Dès notre plus jeune âge, on nous a dit que nous ne devions jamais mentir et toujours dire la vérité. La véracité ou le fait de dire la vérité – est l’un des principes moraux de base de notre société.

Mais si je vous disais que les gens mentent beaucoup plus qu’ils ne le pensent ? Y compris les infirmières. Nous disons des mensonges, ou dissimulons la vérité, sans même nous en rendre compte – et pas toujours parce que c’est dans l’intérêt des patients. Il suffit de penser à toutes les affaires judiciaires récentes où des falsifications sur des dossiers de patients ont été mises en lumière.

Comme pour tous les principes éthiques, la véracité en soins infirmiers n’est pas simple, en noir et blanc. La plupart du temps, il n’y a pas de ligne claire entre le moment où le mensonge est acceptable et celui où il ne l’est pas. En toute circonstance, les infirmières sont confrontées à une décision morale et éthique. Chacun d’entre nous doit se faire sa propre opinion sur ce qu’il doit faire.

Les types de mensonges que nous disons

La plupart d’entre nous associent un mensonge à une contre-vérité flagrante et évidente. Cependant, nous mentons de nombreuses façons différentes, également dans notre vie quotidienne. Et ce qui est intéressant, c’est que nous ne réalisons généralement pas que nous sommes en train de mentir avant de nous asseoir et d’y réfléchir. Nous nous considérons normalement comme bons – parce que nous avons tendance à nous juger par nos intentions honnêtes.

Un bon exemple de mensonge réel dans la situation infirmière est lorsque nous disons à un patient, ou à ses proches, qu’il va s’en sortir alors que nous savons qu’il ne survivra probablement pas à la nuit.

Et puis il y a les petits mensonges blancs que nous disons pour faire preuve de tact ou pour épargner au patient des soucis. Ceux que nous pensons être dans l’intérêt du patient et qui ne peuvent pas faire de mal. Ou ceux que nous utilisons pour nous couvrir – comme lorsque nous avons fait une erreur.
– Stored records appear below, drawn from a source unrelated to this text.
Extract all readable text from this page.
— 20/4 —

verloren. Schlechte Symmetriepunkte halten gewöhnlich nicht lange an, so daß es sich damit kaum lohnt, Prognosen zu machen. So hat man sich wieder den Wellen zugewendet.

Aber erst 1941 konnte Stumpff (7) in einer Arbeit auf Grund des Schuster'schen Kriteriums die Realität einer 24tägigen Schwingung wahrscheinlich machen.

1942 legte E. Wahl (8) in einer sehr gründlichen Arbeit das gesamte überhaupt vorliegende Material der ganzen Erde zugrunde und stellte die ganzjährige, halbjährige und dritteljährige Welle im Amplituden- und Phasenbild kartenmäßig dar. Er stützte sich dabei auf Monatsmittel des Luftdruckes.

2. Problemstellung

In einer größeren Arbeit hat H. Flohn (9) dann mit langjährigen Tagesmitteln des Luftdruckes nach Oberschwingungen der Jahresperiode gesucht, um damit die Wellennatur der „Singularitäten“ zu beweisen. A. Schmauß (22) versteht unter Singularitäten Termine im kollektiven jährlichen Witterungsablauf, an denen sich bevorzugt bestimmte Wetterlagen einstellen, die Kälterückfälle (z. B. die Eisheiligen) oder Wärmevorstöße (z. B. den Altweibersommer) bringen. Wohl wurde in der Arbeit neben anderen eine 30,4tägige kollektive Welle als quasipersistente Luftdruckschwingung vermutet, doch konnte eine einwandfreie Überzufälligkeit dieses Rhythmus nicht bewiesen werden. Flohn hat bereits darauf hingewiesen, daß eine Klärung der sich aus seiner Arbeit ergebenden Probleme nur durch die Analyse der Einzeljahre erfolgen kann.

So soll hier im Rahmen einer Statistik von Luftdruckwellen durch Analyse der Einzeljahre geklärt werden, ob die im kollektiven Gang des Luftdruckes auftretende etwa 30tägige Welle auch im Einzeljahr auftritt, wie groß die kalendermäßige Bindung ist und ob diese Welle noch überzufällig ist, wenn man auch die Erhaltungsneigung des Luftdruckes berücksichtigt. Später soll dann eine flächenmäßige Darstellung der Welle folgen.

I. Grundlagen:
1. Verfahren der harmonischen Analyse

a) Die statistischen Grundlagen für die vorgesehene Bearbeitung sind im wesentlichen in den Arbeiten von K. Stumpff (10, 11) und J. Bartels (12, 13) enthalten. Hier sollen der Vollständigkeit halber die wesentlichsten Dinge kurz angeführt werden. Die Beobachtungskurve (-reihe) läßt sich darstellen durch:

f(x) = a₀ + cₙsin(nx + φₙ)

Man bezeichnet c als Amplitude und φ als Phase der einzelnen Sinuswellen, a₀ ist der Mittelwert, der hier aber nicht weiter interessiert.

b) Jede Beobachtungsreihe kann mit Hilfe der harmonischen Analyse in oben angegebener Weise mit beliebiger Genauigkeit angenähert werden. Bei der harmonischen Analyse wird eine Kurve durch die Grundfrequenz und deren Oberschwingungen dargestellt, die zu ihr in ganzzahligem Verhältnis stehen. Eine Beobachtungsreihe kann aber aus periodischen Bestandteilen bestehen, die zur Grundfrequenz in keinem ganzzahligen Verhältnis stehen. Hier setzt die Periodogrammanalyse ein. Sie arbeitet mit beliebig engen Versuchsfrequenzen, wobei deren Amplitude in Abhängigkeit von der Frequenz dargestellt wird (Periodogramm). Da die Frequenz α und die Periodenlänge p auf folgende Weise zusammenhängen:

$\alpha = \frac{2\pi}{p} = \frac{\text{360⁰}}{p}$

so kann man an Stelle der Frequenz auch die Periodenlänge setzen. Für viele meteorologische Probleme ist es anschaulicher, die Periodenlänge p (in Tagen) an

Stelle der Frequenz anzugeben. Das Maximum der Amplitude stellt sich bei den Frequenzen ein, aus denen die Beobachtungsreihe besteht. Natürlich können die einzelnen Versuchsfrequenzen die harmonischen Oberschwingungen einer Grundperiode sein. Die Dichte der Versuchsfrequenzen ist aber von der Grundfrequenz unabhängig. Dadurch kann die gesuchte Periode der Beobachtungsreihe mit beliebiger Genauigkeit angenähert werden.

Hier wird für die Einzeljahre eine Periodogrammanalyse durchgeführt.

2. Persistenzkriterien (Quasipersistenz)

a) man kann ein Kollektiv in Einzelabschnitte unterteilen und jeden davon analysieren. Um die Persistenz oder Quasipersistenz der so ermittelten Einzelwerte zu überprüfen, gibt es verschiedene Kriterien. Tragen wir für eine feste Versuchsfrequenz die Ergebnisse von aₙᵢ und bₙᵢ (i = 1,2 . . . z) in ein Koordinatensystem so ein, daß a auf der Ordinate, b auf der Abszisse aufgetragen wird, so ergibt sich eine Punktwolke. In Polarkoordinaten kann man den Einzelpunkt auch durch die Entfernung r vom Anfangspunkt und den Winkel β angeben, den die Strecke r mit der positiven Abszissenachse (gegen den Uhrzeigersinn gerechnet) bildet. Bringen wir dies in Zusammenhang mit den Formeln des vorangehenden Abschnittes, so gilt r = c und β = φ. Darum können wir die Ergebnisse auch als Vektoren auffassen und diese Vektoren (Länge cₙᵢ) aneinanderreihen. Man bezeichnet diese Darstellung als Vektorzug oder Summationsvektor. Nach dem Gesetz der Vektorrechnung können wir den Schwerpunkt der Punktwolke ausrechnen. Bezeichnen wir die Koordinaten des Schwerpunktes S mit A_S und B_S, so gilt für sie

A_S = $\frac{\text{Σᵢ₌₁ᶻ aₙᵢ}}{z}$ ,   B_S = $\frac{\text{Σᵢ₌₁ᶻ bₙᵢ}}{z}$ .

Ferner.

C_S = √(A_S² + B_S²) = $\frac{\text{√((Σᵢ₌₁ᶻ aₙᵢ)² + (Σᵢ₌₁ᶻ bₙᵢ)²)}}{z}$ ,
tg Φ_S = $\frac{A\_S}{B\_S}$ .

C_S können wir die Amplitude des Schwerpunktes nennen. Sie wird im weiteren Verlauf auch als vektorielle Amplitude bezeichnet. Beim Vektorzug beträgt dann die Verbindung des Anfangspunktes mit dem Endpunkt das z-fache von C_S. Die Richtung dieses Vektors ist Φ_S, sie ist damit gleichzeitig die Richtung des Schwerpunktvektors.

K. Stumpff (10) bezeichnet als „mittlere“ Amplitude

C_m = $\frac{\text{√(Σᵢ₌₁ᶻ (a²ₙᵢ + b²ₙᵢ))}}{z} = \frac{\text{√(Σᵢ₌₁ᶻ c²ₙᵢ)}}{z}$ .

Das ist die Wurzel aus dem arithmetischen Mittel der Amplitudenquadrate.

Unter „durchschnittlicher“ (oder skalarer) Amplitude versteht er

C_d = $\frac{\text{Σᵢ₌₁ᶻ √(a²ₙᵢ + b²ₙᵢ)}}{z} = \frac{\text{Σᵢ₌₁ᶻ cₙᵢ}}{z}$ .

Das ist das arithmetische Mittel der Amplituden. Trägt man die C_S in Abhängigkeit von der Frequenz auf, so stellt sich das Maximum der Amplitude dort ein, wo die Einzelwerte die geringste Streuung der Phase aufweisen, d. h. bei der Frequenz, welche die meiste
Mais, si nous sommes découverts, ces mensonges peuvent nous faire perdre notre crédibilité et détruire la relation de confiance que nous entretenons avec nos patients.

Et puis il y a les mensonges par omission – omettre des informations importantes afin de dissimuler toute la vérité. Promettre de faire quelque chose juste pour apaiser une situation, tout en sachant que vous n’avez pas l’intention de tenir cette promesse, est également une forme de mensonge. De même que répandre des rumeurs – partager des choses sur d’autres personnes dont on n’est pas sûr qu’elles soient vraies.

Méprendre une autre personne par des mensonges déforme sa propre réalité. Une confiance brisée peut nuire aux relations de façon permanente et cela peut également affecter votre propre réputation. La malhonnêteté peut même vous coûter votre carrière.

Regardons quand et comment les infirmières disent des mensonges ou déforment la vérité.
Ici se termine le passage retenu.